Which leads me on to a question about what to do if staff were having “performance issues” – (in this case the questioner thought the issues may be caused by a mental health condition but had no evidence to support this). My feeling was that regular one to ones and clear targets would nip many problems in the bud – the same as for any member of staff. Also I think it is important to note that you should never just assume that any colleague has a mental health condition – it’s better to talk to them and find out what is going on. There could be any number of reasons why their performance has dropped.
The final theme I picked up on was the idea that by making some sort of adjustment for staff with a mental health condition, you run the risk of upsetting the rest of your team. I’ve often heard this advanced as a concern by colleagues but I’ve never seen it pan out that way in real life. My top tip for this is actually to speak to everyone in the team, ask them how they would like to organize their work if they had more autonomy. Often you’ll get a bunch of great ideas without having to draw attention to any one member of staff.

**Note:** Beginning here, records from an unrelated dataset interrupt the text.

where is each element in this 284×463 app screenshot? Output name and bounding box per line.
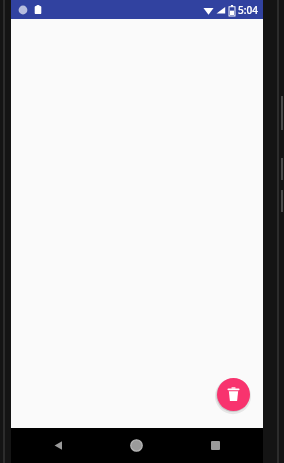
staticText: 5:04: [238, 3, 258, 17]
button[interactable]: Delete: [217, 378, 250, 411]
button[interactable]: Home: [97, 428, 176, 463]
button[interactable]: Back: [19, 428, 97, 463]
button[interactable]: Recent apps: [176, 428, 255, 463]
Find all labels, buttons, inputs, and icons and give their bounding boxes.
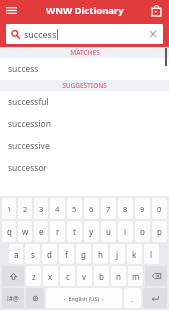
button[interactable]: 5 [67,198,82,219]
button[interactable]: Shift [2,266,24,286]
staticText: . [131,293,134,304]
button[interactable]: d [42,244,57,264]
staticText: successive [8,140,50,152]
staticText: successful [8,96,49,108]
staticText: success [8,63,39,75]
staticText: 0 [157,204,162,214]
button[interactable]: successful [0,91,169,113]
button[interactable]: 4 [50,198,65,219]
staticText: b [99,271,104,282]
staticText: p [157,226,162,237]
staticText: g [81,249,86,260]
button[interactable]: 6 [84,198,99,219]
button[interactable]: v [77,266,92,286]
staticText: l [150,249,153,260]
button[interactable]: z [26,266,41,286]
button[interactable]: succession [0,113,169,135]
staticText: s [31,249,35,260]
staticText: r [56,226,60,237]
staticText: 7 [106,204,111,214]
button[interactable]: Clear search [145,26,161,42]
staticText: n [116,271,121,282]
button[interactable]: q [2,221,16,242]
button[interactable]: e [34,221,48,242]
button[interactable]: 9 [135,198,150,219]
staticText: i [124,226,127,237]
staticText: e [39,226,44,237]
staticText: z [32,271,36,282]
button[interactable]: ‹ English (US) › [46,288,122,308]
button[interactable]: 1 [2,198,16,219]
button[interactable]: 7 [101,198,116,219]
button[interactable]: w [18,221,32,242]
button[interactable]: y [84,221,99,242]
button[interactable]: Keyboard settings [26,288,44,308]
staticText: o [140,226,145,237]
button[interactable]: . [124,288,141,308]
button[interactable]: i [118,221,133,242]
staticText: success [24,28,57,40]
button[interactable]: m [128,266,143,286]
staticText: 1 [7,204,12,214]
button[interactable]: b [94,266,109,286]
staticText: y [89,226,94,237]
button[interactable]: successive [0,135,169,157]
button[interactable]: s [25,244,40,264]
staticText: h [98,249,103,260]
staticText: 3 [39,204,44,214]
staticText: SUGGESTIONS [62,81,107,90]
staticText: MATCHES [70,48,100,57]
staticText: q [7,226,12,237]
button[interactable]: l [144,244,159,264]
button[interactable]: o [135,221,150,242]
staticText: m [132,271,140,282]
button[interactable]: j [110,244,125,264]
staticText: 9 [140,204,145,214]
button[interactable]: p [152,221,167,242]
button[interactable]: x [43,266,58,286]
staticText: v [82,271,87,282]
button[interactable]: r [50,221,65,242]
button[interactable]: Enter [143,288,167,308]
staticText: x [48,271,53,282]
staticText: WNW Dictionary [46,4,124,17]
staticText: !#@ [7,294,19,303]
button[interactable]: t [67,221,82,242]
staticText: k [132,249,137,260]
button[interactable]: successor [0,157,169,179]
staticText: 6 [89,204,94,214]
button[interactable]: n [111,266,126,286]
button[interactable]: 0 [152,198,167,219]
button[interactable]: g [76,244,91,264]
button[interactable]: a [9,244,23,264]
staticText: 4 [55,204,60,214]
staticText: f [65,249,68,260]
staticText: t [73,226,76,237]
button[interactable]: 3 [34,198,48,219]
staticText: u [106,226,111,237]
staticText: successor [8,162,48,174]
staticText: d [47,249,52,260]
staticText: a [14,249,19,260]
staticText: 2 [23,204,28,214]
staticText: c [66,271,70,282]
staticText: w [22,226,29,237]
staticText: 8 [123,204,128,214]
staticText: succession [8,118,52,130]
button[interactable]: Backspace [145,266,167,286]
button[interactable]: u [101,221,116,242]
button[interactable]: Menu [3,2,20,19]
button[interactable]: k [127,244,142,264]
staticText: 5 [72,204,77,214]
button[interactable]: success [0,58,169,80]
button[interactable]: f [59,244,74,264]
staticText: j [116,249,119,260]
button[interactable]: 8 [118,198,133,219]
button[interactable]: 2 [18,198,32,219]
button[interactable]: c [60,266,75,286]
button[interactable]: h [93,244,108,264]
button[interactable]: success [6,24,163,44]
button[interactable]: Store [148,2,165,19]
button[interactable]: !#@ [2,288,24,308]
staticText: ‹ English (US) › [64,295,104,302]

I have focussed on the line management questions from the webinar but it’s fair to say that making your workplace more “mentally healthy” can solve a lot of the initial hurdles for managers. Mind publish great guides describing how best to go about this and I would say the attitude of the senior team is key in making this change – they can act as exemplars and role models.
So that was my 45 minutes of fame. I don’t think I will be troubling the judges at the Mind Media Awards any time soon and yet I really enjoyed it. I like the way that Mind is opening up a lot of social media channels to talk to people and I can bear to be on YouTube if it is going to help people get the care and assistance they need.